Week 6 - Immunodeficiency

Question 1

Basic cause of X-linked SCID and what it affects

Answer 1

Mutated in the IL-2R(gamma) cytosine receptor

T cells and NK cells fail - B cells still technically ‘working’ BUT can’t actually function due to the lack of helper T cells

Question 2

ADA SCID

Answer 2

Lack of the enzyme adenosine deaminase which catalysis the irreversible conversion of adenosine to inosine and deoxyadenosine to deoxyinosine.

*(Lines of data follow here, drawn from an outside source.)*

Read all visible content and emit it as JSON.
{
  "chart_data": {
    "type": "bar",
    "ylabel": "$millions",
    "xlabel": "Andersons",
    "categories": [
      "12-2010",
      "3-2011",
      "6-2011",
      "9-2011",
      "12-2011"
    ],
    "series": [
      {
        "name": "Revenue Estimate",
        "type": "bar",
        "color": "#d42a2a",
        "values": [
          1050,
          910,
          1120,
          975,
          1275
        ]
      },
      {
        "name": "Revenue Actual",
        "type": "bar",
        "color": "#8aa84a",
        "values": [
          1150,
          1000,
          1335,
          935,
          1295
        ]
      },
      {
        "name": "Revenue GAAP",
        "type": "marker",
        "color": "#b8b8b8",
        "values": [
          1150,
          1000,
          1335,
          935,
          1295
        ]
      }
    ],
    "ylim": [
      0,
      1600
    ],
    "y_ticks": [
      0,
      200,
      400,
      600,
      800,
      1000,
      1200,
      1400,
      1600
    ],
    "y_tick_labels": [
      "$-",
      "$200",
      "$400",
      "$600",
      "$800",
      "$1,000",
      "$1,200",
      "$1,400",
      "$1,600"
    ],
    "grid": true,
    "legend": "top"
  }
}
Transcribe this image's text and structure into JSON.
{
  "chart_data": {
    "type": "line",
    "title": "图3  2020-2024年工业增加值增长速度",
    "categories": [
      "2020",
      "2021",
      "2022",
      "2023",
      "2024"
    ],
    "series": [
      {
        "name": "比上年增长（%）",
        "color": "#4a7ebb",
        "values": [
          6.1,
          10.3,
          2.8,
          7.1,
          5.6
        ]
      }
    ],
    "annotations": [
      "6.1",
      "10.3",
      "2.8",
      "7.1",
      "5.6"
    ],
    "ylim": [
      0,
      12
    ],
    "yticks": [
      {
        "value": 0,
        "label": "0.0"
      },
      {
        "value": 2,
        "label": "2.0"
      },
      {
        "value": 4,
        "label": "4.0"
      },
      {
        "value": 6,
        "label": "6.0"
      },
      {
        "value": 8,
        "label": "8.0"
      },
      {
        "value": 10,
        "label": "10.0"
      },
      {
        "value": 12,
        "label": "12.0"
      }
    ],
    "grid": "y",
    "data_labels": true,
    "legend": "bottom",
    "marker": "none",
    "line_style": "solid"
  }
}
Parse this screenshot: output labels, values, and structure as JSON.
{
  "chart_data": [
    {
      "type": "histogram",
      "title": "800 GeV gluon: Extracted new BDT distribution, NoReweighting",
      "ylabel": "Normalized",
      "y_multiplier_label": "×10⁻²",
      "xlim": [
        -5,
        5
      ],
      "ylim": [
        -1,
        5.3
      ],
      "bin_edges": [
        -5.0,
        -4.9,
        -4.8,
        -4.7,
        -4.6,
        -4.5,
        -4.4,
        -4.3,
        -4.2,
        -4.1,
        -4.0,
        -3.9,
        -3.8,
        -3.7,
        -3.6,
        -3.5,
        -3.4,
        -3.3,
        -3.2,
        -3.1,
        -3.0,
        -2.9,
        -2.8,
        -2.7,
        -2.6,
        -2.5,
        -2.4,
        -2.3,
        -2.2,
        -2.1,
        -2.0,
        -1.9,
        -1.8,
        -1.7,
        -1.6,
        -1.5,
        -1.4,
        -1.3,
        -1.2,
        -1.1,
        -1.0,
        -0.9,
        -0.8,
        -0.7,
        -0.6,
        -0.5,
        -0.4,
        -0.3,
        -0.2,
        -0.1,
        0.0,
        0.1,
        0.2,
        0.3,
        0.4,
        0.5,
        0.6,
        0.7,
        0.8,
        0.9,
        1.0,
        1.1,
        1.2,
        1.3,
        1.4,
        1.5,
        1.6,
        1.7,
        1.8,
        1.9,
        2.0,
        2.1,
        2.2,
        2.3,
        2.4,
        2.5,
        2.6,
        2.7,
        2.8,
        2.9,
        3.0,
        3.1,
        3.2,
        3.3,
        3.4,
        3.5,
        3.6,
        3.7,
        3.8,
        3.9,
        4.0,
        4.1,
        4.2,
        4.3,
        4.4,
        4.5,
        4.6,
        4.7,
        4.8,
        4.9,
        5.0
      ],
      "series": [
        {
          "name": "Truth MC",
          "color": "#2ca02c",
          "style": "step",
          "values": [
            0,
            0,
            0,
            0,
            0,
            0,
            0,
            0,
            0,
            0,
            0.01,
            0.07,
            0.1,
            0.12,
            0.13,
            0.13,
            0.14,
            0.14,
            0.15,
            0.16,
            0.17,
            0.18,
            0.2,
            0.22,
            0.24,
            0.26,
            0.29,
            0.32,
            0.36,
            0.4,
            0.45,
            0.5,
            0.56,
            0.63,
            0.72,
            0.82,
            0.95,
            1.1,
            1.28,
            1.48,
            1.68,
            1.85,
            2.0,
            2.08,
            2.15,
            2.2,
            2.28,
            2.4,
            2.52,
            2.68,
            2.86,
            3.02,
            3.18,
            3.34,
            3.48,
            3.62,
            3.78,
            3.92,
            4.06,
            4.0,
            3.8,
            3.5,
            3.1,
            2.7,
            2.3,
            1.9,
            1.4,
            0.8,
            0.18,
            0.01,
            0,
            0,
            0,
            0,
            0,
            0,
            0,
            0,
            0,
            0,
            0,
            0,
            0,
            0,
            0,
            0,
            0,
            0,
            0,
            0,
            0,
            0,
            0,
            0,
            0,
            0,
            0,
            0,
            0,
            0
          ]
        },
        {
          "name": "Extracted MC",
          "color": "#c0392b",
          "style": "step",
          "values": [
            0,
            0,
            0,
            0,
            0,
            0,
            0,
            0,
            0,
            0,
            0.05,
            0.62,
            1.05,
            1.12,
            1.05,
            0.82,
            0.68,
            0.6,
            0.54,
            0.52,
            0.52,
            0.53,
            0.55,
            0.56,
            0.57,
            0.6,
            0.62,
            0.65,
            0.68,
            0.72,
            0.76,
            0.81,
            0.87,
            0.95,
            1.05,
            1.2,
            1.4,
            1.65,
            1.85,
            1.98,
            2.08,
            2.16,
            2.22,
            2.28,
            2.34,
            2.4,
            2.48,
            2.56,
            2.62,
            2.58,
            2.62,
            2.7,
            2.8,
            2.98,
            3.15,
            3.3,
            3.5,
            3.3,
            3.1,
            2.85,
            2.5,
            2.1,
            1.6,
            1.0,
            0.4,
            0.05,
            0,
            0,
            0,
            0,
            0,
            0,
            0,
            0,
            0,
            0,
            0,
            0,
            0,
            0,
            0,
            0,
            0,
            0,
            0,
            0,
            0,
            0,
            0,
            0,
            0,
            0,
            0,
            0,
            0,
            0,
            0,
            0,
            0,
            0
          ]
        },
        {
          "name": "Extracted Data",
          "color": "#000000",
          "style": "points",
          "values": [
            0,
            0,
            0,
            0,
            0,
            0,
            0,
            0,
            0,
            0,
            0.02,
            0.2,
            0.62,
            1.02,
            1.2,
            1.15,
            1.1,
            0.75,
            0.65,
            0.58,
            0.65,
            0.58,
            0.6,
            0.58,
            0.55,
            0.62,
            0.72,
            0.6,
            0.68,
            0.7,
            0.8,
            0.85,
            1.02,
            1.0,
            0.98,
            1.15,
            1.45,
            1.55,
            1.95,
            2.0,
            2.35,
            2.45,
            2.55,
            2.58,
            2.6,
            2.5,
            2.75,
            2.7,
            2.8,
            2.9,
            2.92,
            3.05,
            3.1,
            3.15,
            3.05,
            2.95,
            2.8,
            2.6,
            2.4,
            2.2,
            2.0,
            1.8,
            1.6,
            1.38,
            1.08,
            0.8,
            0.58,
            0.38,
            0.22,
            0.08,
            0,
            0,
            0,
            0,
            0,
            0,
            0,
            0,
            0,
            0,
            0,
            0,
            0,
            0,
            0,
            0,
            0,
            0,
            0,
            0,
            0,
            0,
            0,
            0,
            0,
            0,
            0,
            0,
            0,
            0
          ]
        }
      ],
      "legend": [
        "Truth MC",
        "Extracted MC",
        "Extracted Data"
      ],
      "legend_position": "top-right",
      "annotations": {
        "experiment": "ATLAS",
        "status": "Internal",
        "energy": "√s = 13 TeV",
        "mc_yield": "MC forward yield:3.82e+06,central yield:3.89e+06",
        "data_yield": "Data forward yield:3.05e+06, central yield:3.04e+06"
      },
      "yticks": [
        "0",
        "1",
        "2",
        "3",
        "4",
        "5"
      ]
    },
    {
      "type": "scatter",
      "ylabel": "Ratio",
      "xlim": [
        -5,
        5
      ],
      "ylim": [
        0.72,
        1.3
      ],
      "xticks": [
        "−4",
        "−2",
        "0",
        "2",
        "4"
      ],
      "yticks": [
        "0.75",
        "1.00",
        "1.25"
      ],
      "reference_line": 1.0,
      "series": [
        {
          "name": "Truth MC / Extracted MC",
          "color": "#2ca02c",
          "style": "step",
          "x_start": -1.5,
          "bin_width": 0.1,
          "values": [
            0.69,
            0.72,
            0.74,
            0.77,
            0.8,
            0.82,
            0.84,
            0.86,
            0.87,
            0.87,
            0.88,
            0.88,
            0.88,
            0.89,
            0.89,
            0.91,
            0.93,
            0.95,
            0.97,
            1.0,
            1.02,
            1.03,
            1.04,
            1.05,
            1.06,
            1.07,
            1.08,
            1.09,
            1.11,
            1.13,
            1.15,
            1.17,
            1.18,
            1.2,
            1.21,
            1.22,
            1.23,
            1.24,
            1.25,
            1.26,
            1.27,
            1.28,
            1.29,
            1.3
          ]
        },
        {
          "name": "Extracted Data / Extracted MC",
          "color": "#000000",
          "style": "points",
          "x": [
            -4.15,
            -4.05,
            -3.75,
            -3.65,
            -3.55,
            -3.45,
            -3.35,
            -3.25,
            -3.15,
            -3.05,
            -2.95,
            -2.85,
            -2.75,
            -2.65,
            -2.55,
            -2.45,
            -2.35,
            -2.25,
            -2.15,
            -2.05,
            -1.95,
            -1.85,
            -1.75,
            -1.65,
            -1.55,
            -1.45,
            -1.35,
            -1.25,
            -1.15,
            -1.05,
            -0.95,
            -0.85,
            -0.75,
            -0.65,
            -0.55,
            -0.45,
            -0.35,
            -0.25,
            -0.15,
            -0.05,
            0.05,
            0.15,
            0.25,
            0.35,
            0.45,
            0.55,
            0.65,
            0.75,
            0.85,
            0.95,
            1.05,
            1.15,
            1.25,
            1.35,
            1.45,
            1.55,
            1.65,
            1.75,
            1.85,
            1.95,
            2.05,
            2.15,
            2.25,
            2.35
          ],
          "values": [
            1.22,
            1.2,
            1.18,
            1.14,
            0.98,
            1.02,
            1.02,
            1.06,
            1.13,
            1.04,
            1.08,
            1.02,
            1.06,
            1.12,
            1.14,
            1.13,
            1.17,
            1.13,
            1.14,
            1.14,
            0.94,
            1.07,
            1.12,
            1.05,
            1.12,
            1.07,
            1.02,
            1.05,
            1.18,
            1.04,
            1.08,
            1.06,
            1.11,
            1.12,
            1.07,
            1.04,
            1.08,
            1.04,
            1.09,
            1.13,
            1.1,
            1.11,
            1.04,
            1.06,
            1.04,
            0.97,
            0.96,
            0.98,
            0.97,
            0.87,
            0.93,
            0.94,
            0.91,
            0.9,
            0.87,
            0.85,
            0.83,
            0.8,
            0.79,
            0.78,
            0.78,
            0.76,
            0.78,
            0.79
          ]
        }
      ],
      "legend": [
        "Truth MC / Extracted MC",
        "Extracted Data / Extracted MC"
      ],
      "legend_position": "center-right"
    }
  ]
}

Depletion of T, B and NK cells

Question 3

Hyper IgM syndrome

Answer 3

Lots of IgM antibodies and hardly any other antibodies

Body more susceptible to infection

Question 4

FoxN1 deficiency

Answer 4

Lack of fox1 protein which guides epithelial cells to produce hair follicles and toe nails/finger nails.

Syndromic dysmorphic features

Question 5

Brutons Agammaglobulinaemia

Answer 5

Mutation in Bruton’s A tyrosine-kinase gene

Causing prevention of B cell production

No antibody production - recurrent infection

Question 6

IgA deficiency

Answer 6

Interleukin cytokines are needed to mature lymphocytes into mature IgA plasma cells

Mild/asymptomatic

Sometimes grown out of if detected in childhood

Question 7

Chronic granulomatous disease

Answer 7

Phagocytic cells do not work since NADPH enzymes are faulty. Results in aggregation of these cells

Question 8

Familial Mediterranean fever

Answer 8

Inflammasome cannot convert pro-IL-1 to IL-1 which normally drives inflammation!